Members of Durham's arts community praised her legacy of service to all kinds of artists Tuesday. Mrs. Pratt was "the walking archive historian of what has gone on for all these years in the arts," said Pepper Fluke, a member of the Carolina Theatre's Board of Ambassadors. Fluke, who worked with Mrs. Pratt on various arts projects, said the Emerging Artists Grants program, which Mrs. Pratt helped to create in 1984, "has been an incredible booster for young artists who needed that extra support," Fluke said.

The Rev. Joe Harvard, pastor of First Presbyterian Church, where Mrs. Pratt attended, said the Emerging Artists program "meant more to her than anything else" because she saw young artists develop their talents as a result. "Everything she did she enjoyed and she was a breath of fresh air in this community," Harvard said. "She promoted the arts with enthusiasm and much love."

"She was considered the queen of the arts around here, in the most honorable way, because she lived it," said E'Vonne Coleman-Cook, a past executive director of the Durham Arts Council, now associate director of continuing studies and summer sessions at Duke University.

"When I heard of her passing, there was a short moment of sadness, but then there have been hours of joy because she gave so much to everybody, and she inspired everybody. She not only valued artists, but she valued creativity," Coleman-Cook said.

Mrs. Pratt grew up in Mississippi. She first came to Durham in 1940 with her husband Lanier, a graduate student at Duke University. When her husband died in 1956, Duke University asked her develop arts programs for the student union. Eventually, she became the director of Duke's Office of Cultural Affairs. During her years with Duke, she brought artists like Leontyne Price, violinist Itzhak Perlman and flutist Jean-Pierre Rampal to Durham, and organized the folk festival with the legendary Pete Seeger.

She retired from Duke in 1984, but that retirement was in name only. Coleman-Cook remembers being told that someone helped move Mrs. Pratt's office supplies straight to the Durham Arts Council, where she got to work helping to create the Emerging Artists Program, which gives grants to artists. Fluke recalls that Mrs. Pratt rarely if ever missed any of the January awards ceremonies for the grants.

But she was already active in the Arts Council even before her Duke retirement. She helped launch the Arts Council's Creative Arts in Public/Private Schools program. That program came about in the early 1970s when a group of parishioners at First Presbyterian Church became concerned about the lack of arts education in schools. "What better way to do the Lord's work?" she told a Herald-Sun reporter in 1984. Mrs. Pratt was tapped to run the program, and decided to team up with the Durham Arts Council.

"It became a national model too," Harvard said. "Other communities saw it and saw how valuable it was to involve all children in the arts."

Coleman-Cook credits her with reviving interest in opera locally. In 1985, she produced "Carmen," which was performed in Brightleaf Square, with various Durham music groups participating. She also produced other operas. "Her involvement with opera cannot be overlooked," she said.

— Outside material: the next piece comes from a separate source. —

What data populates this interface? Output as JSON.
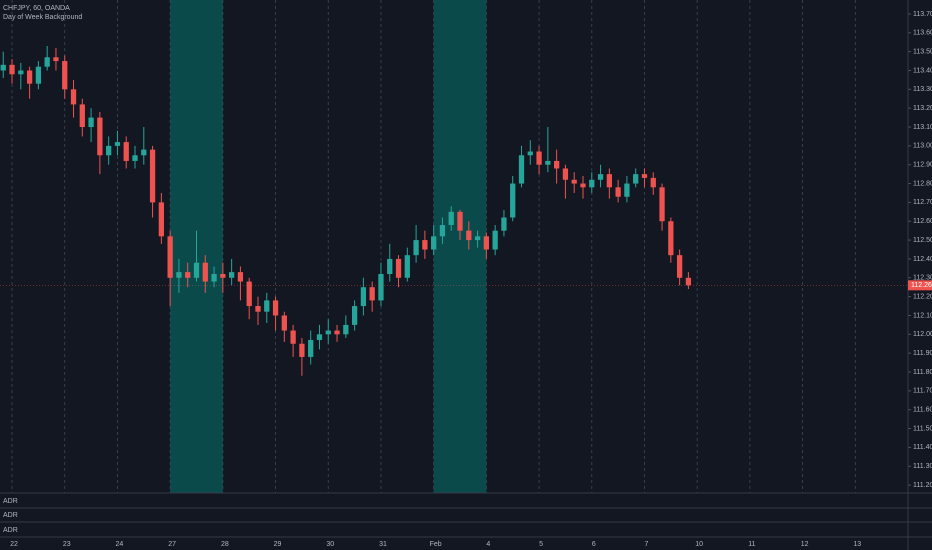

She received numerous awards for her work, including the Fannie Taylor Award for service to the arts. In 2000, the Durham Arts Council honored her for her years of service with a series of events. In keeping with a custom of her native Mississippi, the Arts Council printed up dance cards for Mrs. Pratt, recalled Coleman-Cook. "I always remember her dancing ... which is probably what she's doing now," she said.